Not all manuka honey has PA and not all manuka has NPA. Some manuka honeys have both types of activity, and some have little or none. There is also a great deal of seasonal variation, with both types of activity being individually either present or absent in any particular honey season. To date, manuka has been tested in the laboratory against several strains of wound infecting bacteria and found to be effective in inhibiting the growth of most of them.

Additional References

Manuka Honey and Stomach Ulcers (Helicobacter pylori)

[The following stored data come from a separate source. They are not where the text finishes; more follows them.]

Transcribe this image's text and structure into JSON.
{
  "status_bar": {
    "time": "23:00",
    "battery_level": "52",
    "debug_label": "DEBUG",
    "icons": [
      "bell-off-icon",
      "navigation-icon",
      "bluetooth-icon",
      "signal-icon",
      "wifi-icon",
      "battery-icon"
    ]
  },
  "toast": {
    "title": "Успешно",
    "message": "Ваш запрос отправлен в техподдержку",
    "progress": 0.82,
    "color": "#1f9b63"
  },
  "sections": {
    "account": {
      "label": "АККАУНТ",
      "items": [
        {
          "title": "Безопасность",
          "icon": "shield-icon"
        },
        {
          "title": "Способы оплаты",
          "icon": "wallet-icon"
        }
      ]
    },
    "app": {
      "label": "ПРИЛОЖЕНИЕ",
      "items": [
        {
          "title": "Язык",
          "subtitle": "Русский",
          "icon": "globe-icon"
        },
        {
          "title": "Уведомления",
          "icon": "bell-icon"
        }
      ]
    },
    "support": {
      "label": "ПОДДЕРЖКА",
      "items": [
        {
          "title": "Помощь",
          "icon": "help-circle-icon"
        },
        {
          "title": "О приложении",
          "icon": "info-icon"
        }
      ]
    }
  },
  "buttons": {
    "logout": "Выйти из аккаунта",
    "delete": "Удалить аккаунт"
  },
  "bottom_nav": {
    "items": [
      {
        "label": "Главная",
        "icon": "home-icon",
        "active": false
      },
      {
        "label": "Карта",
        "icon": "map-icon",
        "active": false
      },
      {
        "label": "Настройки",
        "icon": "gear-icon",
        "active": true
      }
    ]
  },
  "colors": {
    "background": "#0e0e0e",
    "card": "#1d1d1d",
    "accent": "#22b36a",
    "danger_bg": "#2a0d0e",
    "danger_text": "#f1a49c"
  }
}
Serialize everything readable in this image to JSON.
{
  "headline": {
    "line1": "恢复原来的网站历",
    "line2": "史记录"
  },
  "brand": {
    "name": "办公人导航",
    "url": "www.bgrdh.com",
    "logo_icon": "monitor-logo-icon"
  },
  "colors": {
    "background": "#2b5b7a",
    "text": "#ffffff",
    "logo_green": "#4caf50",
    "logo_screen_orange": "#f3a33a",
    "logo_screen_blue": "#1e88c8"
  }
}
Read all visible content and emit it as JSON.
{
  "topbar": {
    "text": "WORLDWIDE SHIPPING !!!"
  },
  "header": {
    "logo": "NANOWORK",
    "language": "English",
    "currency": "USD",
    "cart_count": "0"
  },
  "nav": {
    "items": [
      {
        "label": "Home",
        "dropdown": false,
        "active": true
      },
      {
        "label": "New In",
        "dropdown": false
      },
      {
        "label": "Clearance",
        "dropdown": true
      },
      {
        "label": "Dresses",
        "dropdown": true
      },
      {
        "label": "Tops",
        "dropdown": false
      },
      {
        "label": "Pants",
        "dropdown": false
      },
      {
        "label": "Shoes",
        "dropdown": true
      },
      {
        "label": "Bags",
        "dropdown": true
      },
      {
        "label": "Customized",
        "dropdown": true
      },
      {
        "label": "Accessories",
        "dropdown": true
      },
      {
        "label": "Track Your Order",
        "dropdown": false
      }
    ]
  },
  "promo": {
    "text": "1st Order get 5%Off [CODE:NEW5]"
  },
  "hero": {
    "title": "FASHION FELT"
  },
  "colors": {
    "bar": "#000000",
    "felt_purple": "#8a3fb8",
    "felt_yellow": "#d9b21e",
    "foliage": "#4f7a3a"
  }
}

"Active" Manuka honey has also been shown in vitro (in the test tube) to inhibit the growth of Helicobacter pylori - the bacteria considered the main cause of stomach ulcers. However clinical trials in New Zealand with manuka (and repeated by clinical trials in the UK) failed to show manuka to be effective against Helicobacter pylori in the stomach. Further research on this, particularly the ideal delivery system,including dosage rates, is needed before claims of a cure for stomach ulcers can be made. IMPORTANT! Anyone contemplating using manuka honey as a treatment for stomach ulcers should only do so under the guidance of a health professional.